Мартинес выдвинулся из толпы прямо под свет фонаря, и Кольчугин сразу увидел его, сказал еще что-то своему спутнику, словно извинился, что вынужден его покинуть, и двинулся напрямую к Мартинесу. Настоящий полковник и отставной подполковник пожали друг другу руки, как старые приятели, и так же приветливо друг другу улыбнулись.
– Вы не с Тенгизом? – спросил Давид Вениаминович.
– Он долго спит. А я пташка ранняя. Люблю забраться на гору, где уже светло, из темноты, а потом вместе со светом неторопливо спускаться. Но здесь, в горах, рассвет бывает таким быстрым, что и на лыжах за ним не угонишься.
– Вы, мистер Валентино, романтик, – без осуждения сказал Кольчугин.
– Да, наверное, – согласился полковник. – А что здесь произошло? Я сверху увидел и решил спуститься, узнать.

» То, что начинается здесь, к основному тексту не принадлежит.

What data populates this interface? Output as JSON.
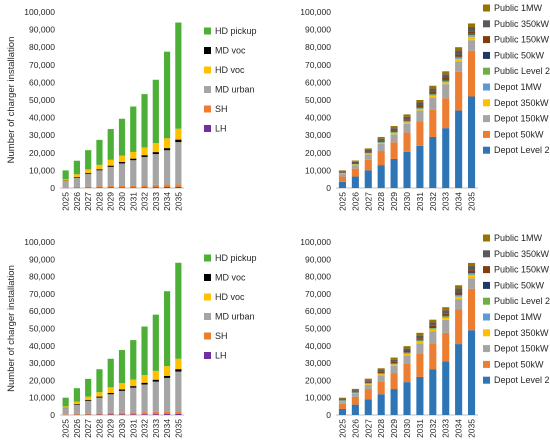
{
  "palette": {
    "LH": "#7030a0",
    "SH": "#ed7d31",
    "MD urban": "#a5a5a5",
    "MD voc": "#000000",
    "HD voc": "#ffc000",
    "HD pickup": "#4daf37",
    "Depot Level 2": "#2e75b6",
    "Depot 50kW": "#ed7d31",
    "Depot 150kW": "#a5a5a5",
    "Depot 350kW": "#ffc000",
    "Depot 1MW": "#5b9bd5",
    "Public Level 2": "#70ad47",
    "Public 50kW": "#203864",
    "Public 150kW": "#843c0c",
    "Public 350kW": "#595959",
    "Public 1MW": "#997300"
  },
  "chart_data": [
    {
      "type": "bar",
      "stacked": true,
      "ylabel": "Number of charger installation",
      "ylim": [
        0,
        100000
      ],
      "yticks": [
        "0",
        "10,000",
        "20,000",
        "30,000",
        "40,000",
        "50,000",
        "60,000",
        "70,000",
        "80,000",
        "90,000",
        "100,000"
      ],
      "categories": [
        "2025",
        "2026",
        "2027",
        "2028",
        "2029",
        "2030",
        "2031",
        "2032",
        "2033",
        "2034",
        "2035"
      ],
      "legend_order": [
        "HD pickup",
        "MD voc",
        "HD voc",
        "MD urban",
        "SH",
        "LH"
      ],
      "series": [
        {
          "name": "LH",
          "values": [
            100,
            150,
            200,
            250,
            300,
            350,
            400,
            450,
            500,
            550,
            600
          ]
        },
        {
          "name": "SH",
          "values": [
            300,
            450,
            600,
            800,
            900,
            1000,
            1100,
            1200,
            1300,
            1400,
            1500
          ]
        },
        {
          "name": "MD urban",
          "values": [
            3600,
            5300,
            7300,
            9000,
            10800,
            12600,
            14300,
            16000,
            17500,
            19500,
            24000
          ]
        },
        {
          "name": "MD voc",
          "values": [
            200,
            400,
            500,
            600,
            700,
            800,
            900,
            1000,
            1100,
            1200,
            1400
          ]
        },
        {
          "name": "HD voc",
          "values": [
            800,
            1500,
            2000,
            2500,
            3300,
            3700,
            3800,
            4400,
            5100,
            5600,
            6200
          ]
        },
        {
          "name": "HD pickup",
          "values": [
            5000,
            7700,
            10900,
            14200,
            17500,
            20900,
            25800,
            30300,
            36000,
            49200,
            60300
          ]
        }
      ]
    },
    {
      "type": "bar",
      "stacked": true,
      "ylabel": "",
      "ylim": [
        0,
        100000
      ],
      "yticks": [
        "0",
        "10,000",
        "20,000",
        "30,000",
        "40,000",
        "50,000",
        "60,000",
        "70,000",
        "80,000",
        "90,000",
        "100,000"
      ],
      "categories": [
        "2025",
        "2026",
        "2027",
        "2028",
        "2029",
        "2030",
        "2031",
        "2032",
        "2033",
        "2034",
        "2035"
      ],
      "legend_order": [
        "Public 1MW",
        "Public 350kW",
        "Public 150kW",
        "Public 50kW",
        "Public Level 2",
        "Depot 1MW",
        "Depot 350kW",
        "Depot 150kW",
        "Depot 50kW",
        "Depot Level 2"
      ],
      "series": [
        {
          "name": "Depot Level 2",
          "values": [
            3500,
            6500,
            10000,
            13000,
            16500,
            20500,
            24000,
            29000,
            34000,
            44000,
            52000
          ]
        },
        {
          "name": "Depot 50kW",
          "values": [
            3000,
            4500,
            6000,
            8000,
            9500,
            11000,
            14000,
            15500,
            17000,
            22000,
            26000
          ]
        },
        {
          "name": "Depot 150kW",
          "values": [
            1500,
            2000,
            3000,
            4000,
            4500,
            5000,
            6000,
            7000,
            8000,
            6000,
            6000
          ]
        },
        {
          "name": "Depot 350kW",
          "values": [
            300,
            400,
            500,
            600,
            700,
            800,
            900,
            1000,
            1100,
            1300,
            2000
          ]
        },
        {
          "name": "Depot 1MW",
          "values": [
            100,
            100,
            200,
            200,
            200,
            300,
            300,
            300,
            400,
            400,
            500
          ]
        },
        {
          "name": "Public Level 2",
          "values": [
            200,
            200,
            300,
            300,
            400,
            400,
            500,
            500,
            600,
            600,
            700
          ]
        },
        {
          "name": "Public 50kW",
          "values": [
            100,
            100,
            200,
            200,
            200,
            200,
            300,
            300,
            300,
            300,
            400
          ]
        },
        {
          "name": "Public 150kW",
          "values": [
            300,
            400,
            500,
            600,
            700,
            800,
            900,
            1000,
            1100,
            1200,
            1400
          ]
        },
        {
          "name": "Public 350kW",
          "values": [
            500,
            700,
            900,
            1100,
            1300,
            1500,
            1700,
            1900,
            2100,
            2300,
            2500
          ]
        },
        {
          "name": "Public 1MW",
          "values": [
            500,
            700,
            900,
            1000,
            1200,
            1300,
            1400,
            1600,
            1700,
            1900,
            2000
          ]
        }
      ]
    },
    {
      "type": "bar",
      "stacked": true,
      "ylabel": "Number of charger installation",
      "ylim": [
        0,
        100000
      ],
      "yticks": [
        "0",
        "10,000",
        "20,000",
        "30,000",
        "40,000",
        "50,000",
        "60,000",
        "70,000",
        "80,000",
        "90,000",
        "100,000"
      ],
      "categories": [
        "2025",
        "2026",
        "2027",
        "2028",
        "2029",
        "2030",
        "2031",
        "2032",
        "2033",
        "2034",
        "2035"
      ],
      "legend_order": [
        "HD pickup",
        "MD voc",
        "HD voc",
        "MD urban",
        "SH",
        "LH"
      ],
      "series": [
        {
          "name": "LH",
          "values": [
            100,
            150,
            200,
            250,
            300,
            350,
            400,
            450,
            500,
            550,
            600
          ]
        },
        {
          "name": "SH",
          "values": [
            300,
            450,
            600,
            800,
            900,
            1000,
            1100,
            1200,
            1300,
            1400,
            1500
          ]
        },
        {
          "name": "MD urban",
          "values": [
            3600,
            5300,
            7300,
            9000,
            10800,
            12600,
            14300,
            16000,
            17500,
            19500,
            23000
          ]
        },
        {
          "name": "MD voc",
          "values": [
            200,
            400,
            500,
            600,
            700,
            800,
            900,
            1000,
            1100,
            1200,
            1400
          ]
        },
        {
          "name": "HD voc",
          "values": [
            800,
            1500,
            2000,
            2500,
            3300,
            3700,
            3800,
            4400,
            5100,
            5600,
            6000
          ]
        },
        {
          "name": "HD pickup",
          "values": [
            5000,
            7700,
            10300,
            13300,
            16500,
            19100,
            22800,
            28100,
            32500,
            43300,
            55500
          ]
        }
      ]
    },
    {
      "type": "bar",
      "stacked": true,
      "ylabel": "",
      "ylim": [
        0,
        100000
      ],
      "yticks": [
        "0",
        "10,000",
        "20,000",
        "30,000",
        "40,000",
        "50,000",
        "60,000",
        "70,000",
        "80,000",
        "90,000",
        "100,000"
      ],
      "categories": [
        "2025",
        "2026",
        "2027",
        "2028",
        "2029",
        "2030",
        "2031",
        "2032",
        "2033",
        "2034",
        "2035"
      ],
      "legend_order": [
        "Public 1MW",
        "Public 350kW",
        "Public 150kW",
        "Public 50kW",
        "Public Level 2",
        "Depot 1MW",
        "Depot 350kW",
        "Depot 150kW",
        "Depot 50kW",
        "Depot Level 2"
      ],
      "series": [
        {
          "name": "Depot Level 2",
          "values": [
            3500,
            6000,
            9000,
            12000,
            15000,
            19000,
            22000,
            26500,
            31000,
            41000,
            49000
          ]
        },
        {
          "name": "Depot 50kW",
          "values": [
            3000,
            4500,
            6000,
            7500,
            9000,
            10500,
            13500,
            15000,
            16500,
            20000,
            24000
          ]
        },
        {
          "name": "Depot 150kW",
          "values": [
            1500,
            2000,
            2500,
            3500,
            4500,
            5000,
            6000,
            7000,
            7500,
            6000,
            6000
          ]
        },
        {
          "name": "Depot 350kW",
          "values": [
            300,
            400,
            500,
            600,
            700,
            800,
            900,
            1000,
            1100,
            1300,
            1800
          ]
        },
        {
          "name": "Depot 1MW",
          "values": [
            100,
            100,
            200,
            200,
            200,
            300,
            300,
            300,
            400,
            400,
            500
          ]
        },
        {
          "name": "Public Level 2",
          "values": [
            200,
            200,
            300,
            300,
            400,
            400,
            500,
            500,
            600,
            600,
            700
          ]
        },
        {
          "name": "Public 50kW",
          "values": [
            100,
            100,
            200,
            200,
            200,
            200,
            300,
            300,
            300,
            300,
            400
          ]
        },
        {
          "name": "Public 150kW",
          "values": [
            300,
            400,
            500,
            600,
            700,
            800,
            900,
            1000,
            1100,
            1200,
            1300
          ]
        },
        {
          "name": "Public 350kW",
          "values": [
            500,
            700,
            900,
            1100,
            1300,
            1500,
            1700,
            1900,
            2100,
            2300,
            2400
          ]
        },
        {
          "name": "Public 1MW",
          "values": [
            500,
            700,
            900,
            1000,
            1200,
            1300,
            1400,
            1600,
            1700,
            1900,
            1800
          ]
        }
      ]
    }
  ]
}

– Хорошее у вас зрение. – Кольчугин глянул в сторону гор, которые уже высвечивали черным силуэтом на фоне светлеющего неба. Мартинес понял, что перегнул. Сверху, с трассы для начинающих, сюда посмотреть было невозможно. Но объяснять что-то Мартинес не стал, потому что оправдывается только тот, кто чувствует свою вину. Вину показывать нельзя, даже если она есть. Пусть Кольчугин понимает как хочет, пусть на плохое знание русского языка списывает. Это не важно.
– В толпе говорят, убили кого-то? Говорят, даже двоих?